听到陆远的话,陆宗平稍稍松了口气,坐牢如果免不了,能好模好样的出来也算不错了。
陆远辞别二叔,到佟记药行去找陆离了。
本以为朱大常的事到此告一段落,没想到又出意外了。
陆宗平在陆远走后,就去麻衣巷找朱金利,把陆远的意思传达给他。
朱金利再找不到人说情,唉声叹气只能认命。
可万氏不愿意了,哭天喊地的觅死觅活。
说她就这么一个儿子,坐了牢哪能活着出来,那都是哄人的话。
还说儿子活不了,她也不活了。
朱金利没了办法,央求陆宗平陪他一起去沙家赔礼道歉,求沙家高抬贵手。
随行的还有他的一位侄子。
到了沙家,说明来意。
结果一位管事出来,指挥护院把两人暴打一顿,关了起来。
朱金利的侄子因为尿急走的慢了,才躲过一劫。
见事不对,他立马跑到双桂巷巡点找陆远。
陆远当场震怒。
沙家如何惩治朱大常,他无话可说。
但是打人就不对了,打的还是二叔。
“胡冲,集合人手。”
双桂巷巡点除去值勤和休沐的差役,共集结了十九人,加上陆远,二十人杀气腾腾直奔沙家。
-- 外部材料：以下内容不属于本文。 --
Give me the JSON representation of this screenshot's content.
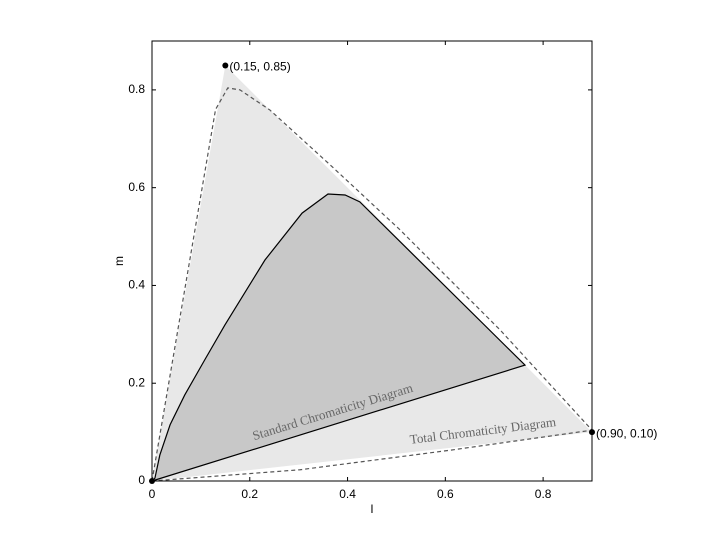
{
  "chart_data": {
    "type": "area",
    "xlabel": "l",
    "ylabel": "m",
    "xlim": [
      0,
      0.9
    ],
    "ylim": [
      0,
      0.9
    ],
    "xticks": [
      0,
      0.2,
      0.4,
      0.6,
      0.8
    ],
    "yticks": [
      0,
      0.2,
      0.4,
      0.6,
      0.8
    ],
    "series": [
      {
        "name": "Total Chromaticity Diagram",
        "fill": "#e8e8e8",
        "stroke": "none",
        "dashed": false,
        "x": [
          0,
          0.15,
          0.9
        ],
        "y": [
          0,
          0.85,
          0.1
        ]
      },
      {
        "fill": "none",
        "stroke": "#555555",
        "dashed": true,
        "x": [
          0,
          0.13,
          0.155,
          0.18,
          0.241,
          0.364,
          0.507,
          0.712,
          0.9,
          0.61,
          0.303,
          0
        ],
        "y": [
          0,
          0.76,
          0.804,
          0.8,
          0.759,
          0.647,
          0.514,
          0.309,
          0.104,
          0.063,
          0.023,
          0
        ]
      },
      {
        "name": "Standard Chromaticity Diagram",
        "fill": "#c8c8c8",
        "stroke": "#000000",
        "dashed": false,
        "x": [
          0,
          0.006,
          0.016,
          0.037,
          0.067,
          0.108,
          0.149,
          0.231,
          0.307,
          0.36,
          0.395,
          0.425,
          0.763
        ],
        "y": [
          0,
          0.006,
          0.053,
          0.115,
          0.176,
          0.248,
          0.319,
          0.452,
          0.548,
          0.587,
          0.585,
          0.571,
          0.237
        ]
      }
    ],
    "points": {
      "color": "#000000",
      "x": [
        0.15,
        0.9,
        0
      ],
      "y": [
        0.85,
        0.1,
        0
      ],
      "labels": [
        "(0.15, 0.85)",
        "(0.90, 0.10)",
        null
      ]
    }
  }
}
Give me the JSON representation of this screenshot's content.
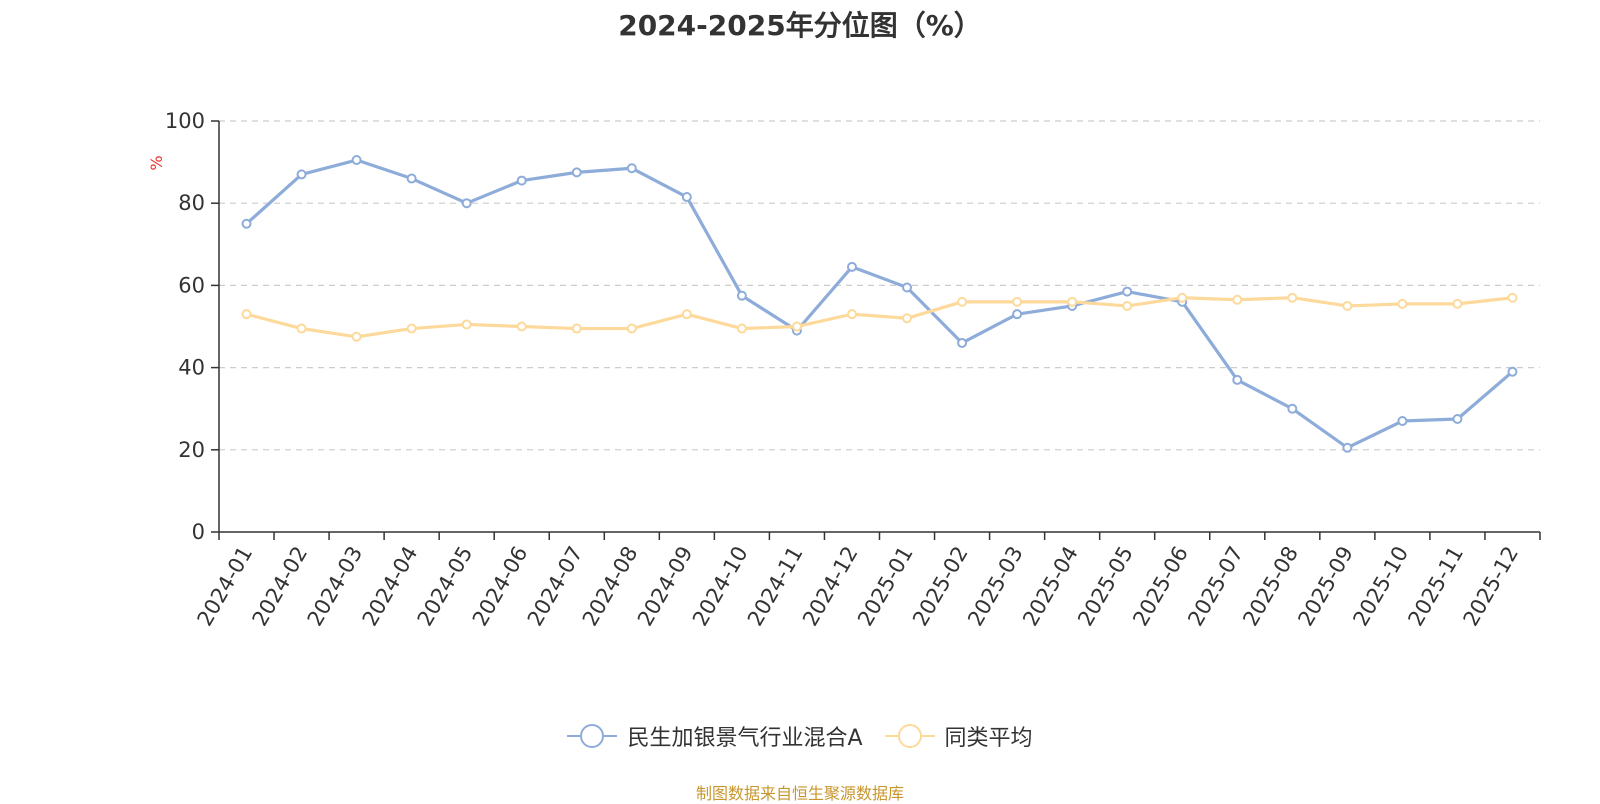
{
  "colors": {
    "series1": "#8eacda",
    "series2": "#fdd99b",
    "grid": "#cccccc",
    "axis": "#333333",
    "ylabel": "#e8332d",
    "source": "#c8962e"
  },
  "legend_icon": "circle-line-marker",
  "source_text": "制图数据来自恒生聚源数据库",
  "chart_data": {
    "type": "line",
    "title": "2024-2025年分位图（%）",
    "ylabel": "%",
    "xlabel": "",
    "ylim": [
      0,
      100
    ],
    "yticks": [
      0,
      20,
      40,
      60,
      80,
      100
    ],
    "grid": true,
    "legend_position": "bottom",
    "categories": [
      "2024-01",
      "2024-02",
      "2024-03",
      "2024-04",
      "2024-05",
      "2024-06",
      "2024-07",
      "2024-08",
      "2024-09",
      "2024-10",
      "2024-11",
      "2024-12",
      "2025-01",
      "2025-02",
      "2025-03",
      "2025-04",
      "2025-05",
      "2025-06",
      "2025-07",
      "2025-08",
      "2025-09",
      "2025-10",
      "2025-11",
      "2025-12"
    ],
    "series": [
      {
        "name": "民生加银景气行业混合A",
        "values": [
          75,
          87,
          90.5,
          86,
          80,
          85.5,
          87.5,
          88.5,
          81.5,
          57.5,
          49,
          64.5,
          59.5,
          46,
          53,
          55,
          58.5,
          56,
          37,
          30,
          20.5,
          27,
          27.5,
          39
        ]
      },
      {
        "name": "同类平均",
        "values": [
          53,
          49.5,
          47.5,
          49.5,
          50.5,
          50,
          49.5,
          49.5,
          53,
          49.5,
          50,
          53,
          52,
          56,
          56,
          56,
          55,
          57,
          56.5,
          57,
          55,
          55.5,
          55.5,
          57
        ]
      }
    ]
  }
}
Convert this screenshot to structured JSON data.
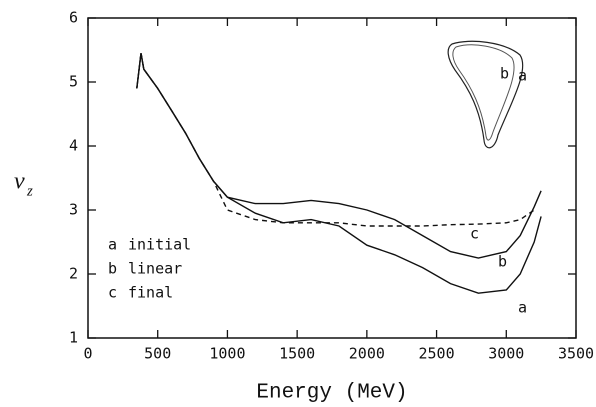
{
  "chart_data": {
    "type": "line",
    "x_label": "Energy (MeV)",
    "y_label": "ν",
    "y_label_subscript": "z",
    "x": [
      350,
      380,
      400,
      500,
      600,
      700,
      800,
      900,
      1000,
      1200,
      1400,
      1600,
      1800,
      2000,
      2200,
      2400,
      2600,
      2800,
      3000,
      3100,
      3200,
      3250
    ],
    "series": [
      {
        "name": "initial",
        "label": "a",
        "color": "#111111",
        "dash": false,
        "values": [
          4.9,
          5.45,
          5.2,
          4.9,
          4.55,
          4.2,
          3.8,
          3.45,
          3.2,
          2.95,
          2.8,
          2.85,
          2.75,
          2.45,
          2.3,
          2.1,
          1.85,
          1.7,
          1.75,
          2.0,
          2.5,
          2.9
        ]
      },
      {
        "name": "linear",
        "label": "b",
        "color": "#111111",
        "dash": false,
        "values": [
          4.9,
          5.45,
          5.2,
          4.9,
          4.55,
          4.2,
          3.8,
          3.45,
          3.2,
          3.1,
          3.1,
          3.15,
          3.1,
          3.0,
          2.85,
          2.6,
          2.35,
          2.25,
          2.35,
          2.6,
          3.05,
          3.3
        ]
      },
      {
        "name": "final",
        "label": "c",
        "color": "#111111",
        "dash": true,
        "values": [
          4.9,
          5.45,
          5.2,
          4.9,
          4.55,
          4.2,
          3.8,
          3.45,
          3.0,
          2.85,
          2.8,
          2.8,
          2.8,
          2.75,
          2.75,
          2.75,
          2.77,
          2.78,
          2.8,
          2.85,
          3.0,
          null
        ]
      }
    ],
    "xlim": [
      0,
      3500
    ],
    "xticks": [
      0,
      500,
      1000,
      1500,
      2000,
      2500,
      3000,
      3500
    ],
    "ylim": [
      1,
      6
    ],
    "yticks": [
      1,
      2,
      3,
      4,
      5,
      6
    ]
  }
}
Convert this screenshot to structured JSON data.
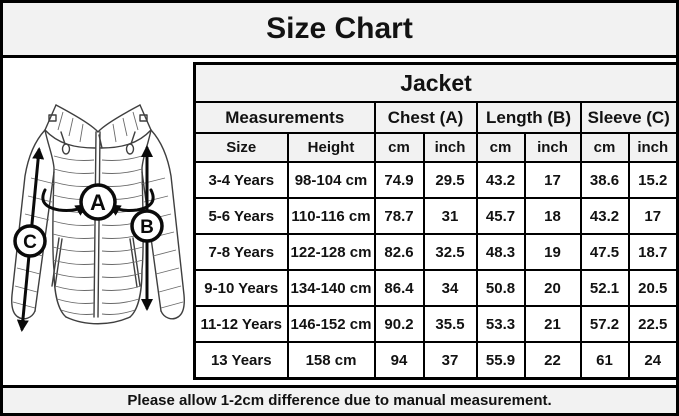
{
  "title": "Size Chart",
  "footer_note": "Please allow 1-2cm difference due to manual measurement.",
  "diagram": {
    "labels": {
      "chest": "A",
      "length": "B",
      "sleeve": "C"
    }
  },
  "chart_data": {
    "type": "table",
    "title": "Jacket",
    "group_headers": [
      {
        "label": "Measurements",
        "span": 2
      },
      {
        "label": "Chest (A)",
        "span": 2
      },
      {
        "label": "Length (B)",
        "span": 2
      },
      {
        "label": "Sleeve (C)",
        "span": 2
      }
    ],
    "sub_headers": [
      "Size",
      "Height",
      "cm",
      "inch",
      "cm",
      "inch",
      "cm",
      "inch"
    ],
    "rows": [
      [
        "3-4 Years",
        "98-104 cm",
        "74.9",
        "29.5",
        "43.2",
        "17",
        "38.6",
        "15.2"
      ],
      [
        "5-6 Years",
        "110-116 cm",
        "78.7",
        "31",
        "45.7",
        "18",
        "43.2",
        "17"
      ],
      [
        "7-8 Years",
        "122-128 cm",
        "82.6",
        "32.5",
        "48.3",
        "19",
        "47.5",
        "18.7"
      ],
      [
        "9-10 Years",
        "134-140 cm",
        "86.4",
        "34",
        "50.8",
        "20",
        "52.1",
        "20.5"
      ],
      [
        "11-12 Years",
        "146-152 cm",
        "90.2",
        "35.5",
        "53.3",
        "21",
        "57.2",
        "22.5"
      ],
      [
        "13 Years",
        "158 cm",
        "94",
        "37",
        "55.9",
        "22",
        "61",
        "24"
      ]
    ]
  },
  "colors": {
    "band_bg": "#f2f2f2",
    "header_cell_bg": "#f2f2f2",
    "cell_bg": "#ffffff",
    "border": "#000000",
    "text": "#121212",
    "sketch_line": "#3f3f3f"
  }
}
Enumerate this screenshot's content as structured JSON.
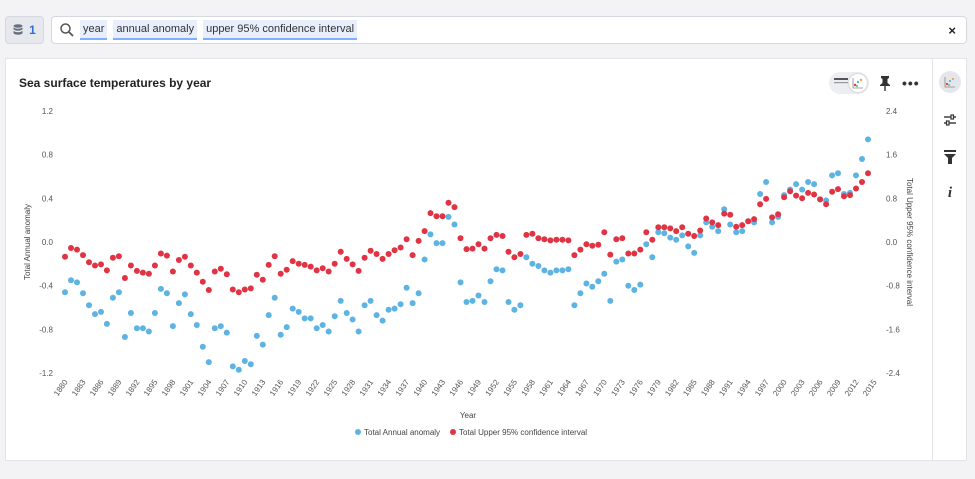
{
  "source_button": {
    "count": "1",
    "icon": "database-icon"
  },
  "search": {
    "icon": "search-icon",
    "tokens": [
      "year",
      "annual anomaly",
      "upper 95% confidence interval"
    ],
    "clear": "×"
  },
  "card": {
    "title": "Sea surface temperatures by year",
    "more": "•••"
  },
  "sidebar": {
    "items": [
      "chart-type-icon",
      "settings-icon",
      "filter-icon",
      "info-icon"
    ],
    "info_label": "i"
  },
  "colors": {
    "annual": "#5db3e1",
    "upper": "#e03445",
    "accent": "#2f6fd3"
  },
  "chart_data": {
    "type": "scatter",
    "title": "Sea surface temperatures by year",
    "xlabel": "Year",
    "ylabel_left": "Total Annual anomaly",
    "ylabel_right": "Total Upper 95% confidence interval",
    "ylim_left": [
      -1.2,
      1.2
    ],
    "ylim_right": [
      -2.4,
      2.4
    ],
    "yticks_left": [
      "1.2",
      "0.8",
      "0.4",
      "0.0",
      "-0.4",
      "-0.8",
      "-1.2"
    ],
    "yticks_right": [
      "2.4",
      "1.6",
      "0.8",
      "0.0",
      "-0.8",
      "-1.6",
      "-2.4"
    ],
    "xlim": [
      1880,
      2015
    ],
    "xticks": [
      "1880",
      "1883",
      "1886",
      "1889",
      "1892",
      "1895",
      "1898",
      "1901",
      "1904",
      "1907",
      "1910",
      "1913",
      "1916",
      "1919",
      "1922",
      "1925",
      "1928",
      "1931",
      "1934",
      "1937",
      "1940",
      "1943",
      "1946",
      "1949",
      "1952",
      "1955",
      "1958",
      "1961",
      "1964",
      "1967",
      "1970",
      "1973",
      "1976",
      "1979",
      "1982",
      "1985",
      "1988",
      "1991",
      "1994",
      "1997",
      "2000",
      "2003",
      "2006",
      "2009",
      "2012",
      "2015"
    ],
    "legend_position": "bottom",
    "grid": false,
    "years_start": 1880,
    "series": [
      {
        "name": "Total Annual anomaly",
        "axis": "left",
        "values": [
          -0.46,
          -0.35,
          -0.37,
          -0.47,
          -0.58,
          -0.66,
          -0.64,
          -0.75,
          -0.51,
          -0.46,
          -0.87,
          -0.65,
          -0.79,
          -0.79,
          -0.82,
          -0.65,
          -0.43,
          -0.47,
          -0.77,
          -0.56,
          -0.48,
          -0.66,
          -0.76,
          -0.96,
          -1.1,
          -0.79,
          -0.77,
          -0.83,
          -1.14,
          -1.17,
          -1.09,
          -1.12,
          -0.86,
          -0.94,
          -0.67,
          -0.51,
          -0.85,
          -0.78,
          -0.61,
          -0.64,
          -0.7,
          -0.7,
          -0.79,
          -0.76,
          -0.82,
          -0.68,
          -0.54,
          -0.65,
          -0.71,
          -0.82,
          -0.58,
          -0.54,
          -0.67,
          -0.72,
          -0.62,
          -0.61,
          -0.57,
          -0.42,
          -0.56,
          -0.47,
          -0.16,
          0.07,
          -0.01,
          -0.01,
          0.23,
          0.16,
          -0.37,
          -0.55,
          -0.54,
          -0.49,
          -0.55,
          -0.36,
          -0.25,
          -0.26,
          -0.55,
          -0.62,
          -0.58,
          -0.14,
          -0.2,
          -0.22,
          -0.26,
          -0.28,
          -0.26,
          -0.26,
          -0.25,
          -0.58,
          -0.47,
          -0.38,
          -0.41,
          -0.36,
          -0.29,
          -0.54,
          -0.18,
          -0.16,
          -0.4,
          -0.44,
          -0.39,
          -0.02,
          -0.14,
          0.09,
          0.08,
          0.04,
          0.02,
          0.06,
          -0.04,
          -0.1,
          0.06,
          0.18,
          0.14,
          0.1,
          0.3,
          0.16,
          0.09,
          0.1,
          0.19,
          0.18,
          0.44,
          0.55,
          0.18,
          0.23,
          0.43,
          0.48,
          0.53,
          0.48,
          0.55,
          0.53,
          0.39,
          0.38,
          0.61,
          0.63,
          0.44,
          0.45,
          0.61,
          0.76,
          0.94
        ]
      },
      {
        "name": "Total Upper 95% confidence interval",
        "axis": "right",
        "values": [
          -0.27,
          -0.11,
          -0.14,
          -0.24,
          -0.37,
          -0.43,
          -0.41,
          -0.52,
          -0.29,
          -0.26,
          -0.66,
          -0.43,
          -0.53,
          -0.56,
          -0.58,
          -0.43,
          -0.21,
          -0.25,
          -0.54,
          -0.33,
          -0.27,
          -0.43,
          -0.56,
          -0.73,
          -0.88,
          -0.54,
          -0.49,
          -0.59,
          -0.87,
          -0.92,
          -0.87,
          -0.85,
          -0.6,
          -0.69,
          -0.42,
          -0.26,
          -0.58,
          -0.51,
          -0.35,
          -0.4,
          -0.42,
          -0.45,
          -0.52,
          -0.48,
          -0.54,
          -0.4,
          -0.18,
          -0.31,
          -0.41,
          -0.53,
          -0.29,
          -0.16,
          -0.22,
          -0.31,
          -0.22,
          -0.15,
          -0.1,
          0.05,
          -0.24,
          0.02,
          0.2,
          0.53,
          0.47,
          0.47,
          0.72,
          0.64,
          0.07,
          -0.13,
          -0.12,
          -0.04,
          -0.12,
          0.07,
          0.13,
          0.11,
          -0.18,
          -0.28,
          -0.22,
          0.13,
          0.15,
          0.07,
          0.05,
          0.03,
          0.04,
          0.04,
          0.03,
          -0.24,
          -0.14,
          -0.04,
          -0.07,
          -0.05,
          0.18,
          -0.23,
          0.05,
          0.07,
          -0.21,
          -0.21,
          -0.14,
          0.18,
          0.04,
          0.27,
          0.27,
          0.25,
          0.2,
          0.27,
          0.15,
          0.11,
          0.21,
          0.43,
          0.36,
          0.31,
          0.52,
          0.5,
          0.28,
          0.31,
          0.38,
          0.42,
          0.69,
          0.79,
          0.45,
          0.51,
          0.82,
          0.93,
          0.85,
          0.8,
          0.9,
          0.87,
          0.78,
          0.69,
          0.92,
          0.97,
          0.84,
          0.86,
          0.98,
          1.1,
          1.26
        ]
      }
    ]
  }
}
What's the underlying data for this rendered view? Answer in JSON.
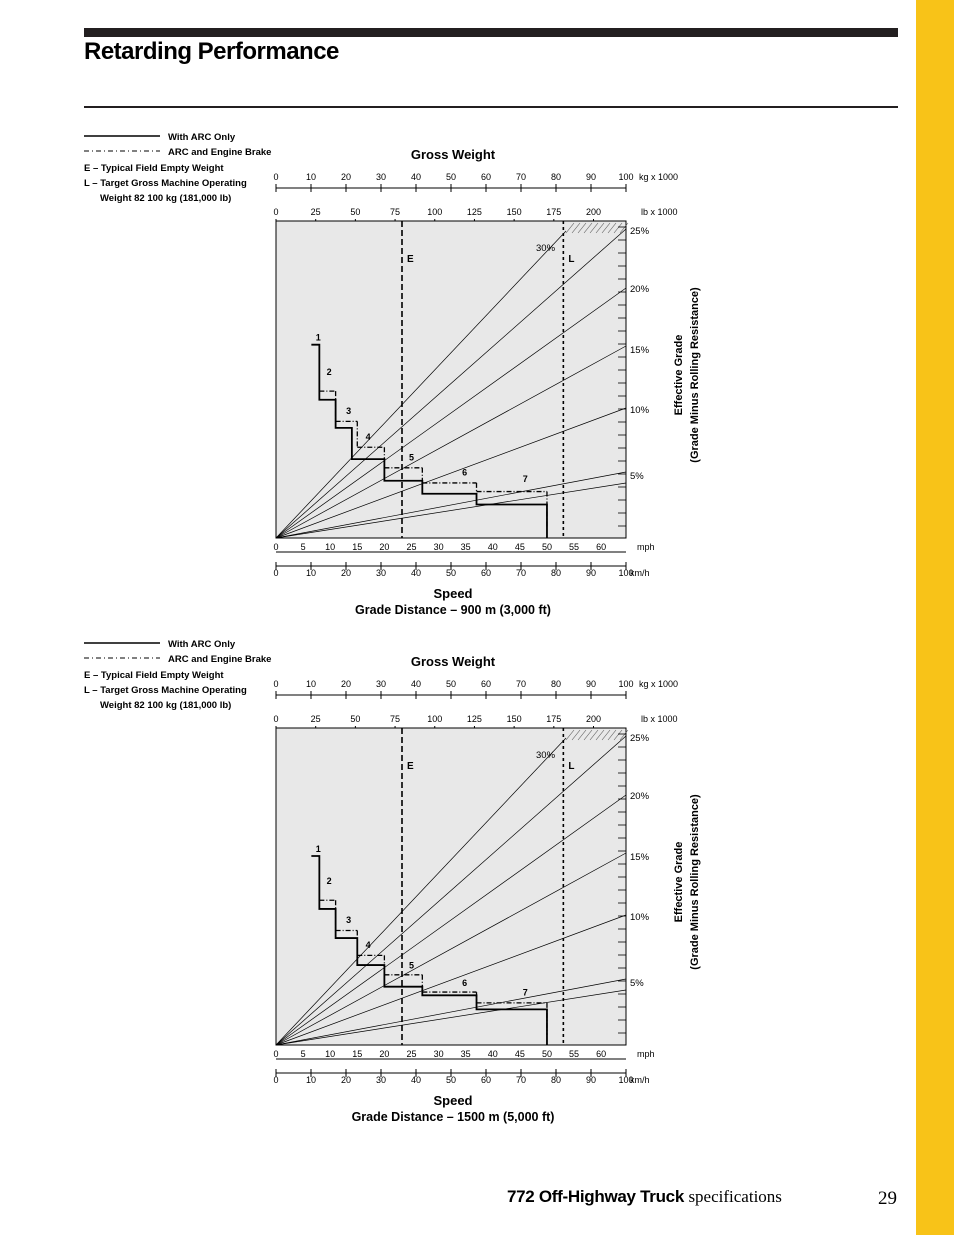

沙家座落在崇仁坊白榆巷,占据了半条巷子,地面十分开阔。
沙家家主沙有德在前厅喝着茶,管家沙禄走进前厅。
“老爷,适才被打的两个人,有一个是双桂巷巡点陆巡差的二叔,你看人是否继续关着?”
沙有德放下茶杯,看着沙禄道:“一个小小的巡差而已,敢掺和我沙家的事。人打就打了,他能怎么样?”
“听说这个巡差不一般,徐常春都和他称兄道弟。”
沙有德不以为意,呵呵笑道:“徐常春和我还称兄道弟呢。”
这时,一位家仆慌慌张张跑进来。
“老爷,不好了,双桂巷的巡差带着一队人上门了。”
沙禄大惊。
“老爷,我们怎么办?”
沙有德风轻云淡的说道。
“慌什么,把院里的护卫都叫到门口去,他还能硬闯不成?再派人通知白榆巷巡点,最好让孙劲过来。”
安排完,沙有德迈步走向前院。
沙家的护院正和巡检司的差役对峙,周围站满了看热闹的百姓。
“沙波,府门前乱哄哄的成何体统?”
指挥手下打陆宗平和朱金利的管事,见沙有德到了,马上点头哈腰。
“老爷,巡检司的人呢,还有位巡差。”
沙有德一眼看到一身差服的陆远,说道。
“这位巡差大人,何故在我府前喧闹?”
见沙有德的表情,陆远知道今天不能善了。
他也没必要惯着沙有德。
“把人放了!”
沙有德故作惊疑:“大人说的我不太明白,放人,放什么人?”
“沙爷,打哑谜就没意思了,我喜欢直来直去,你就说放不放人吧!”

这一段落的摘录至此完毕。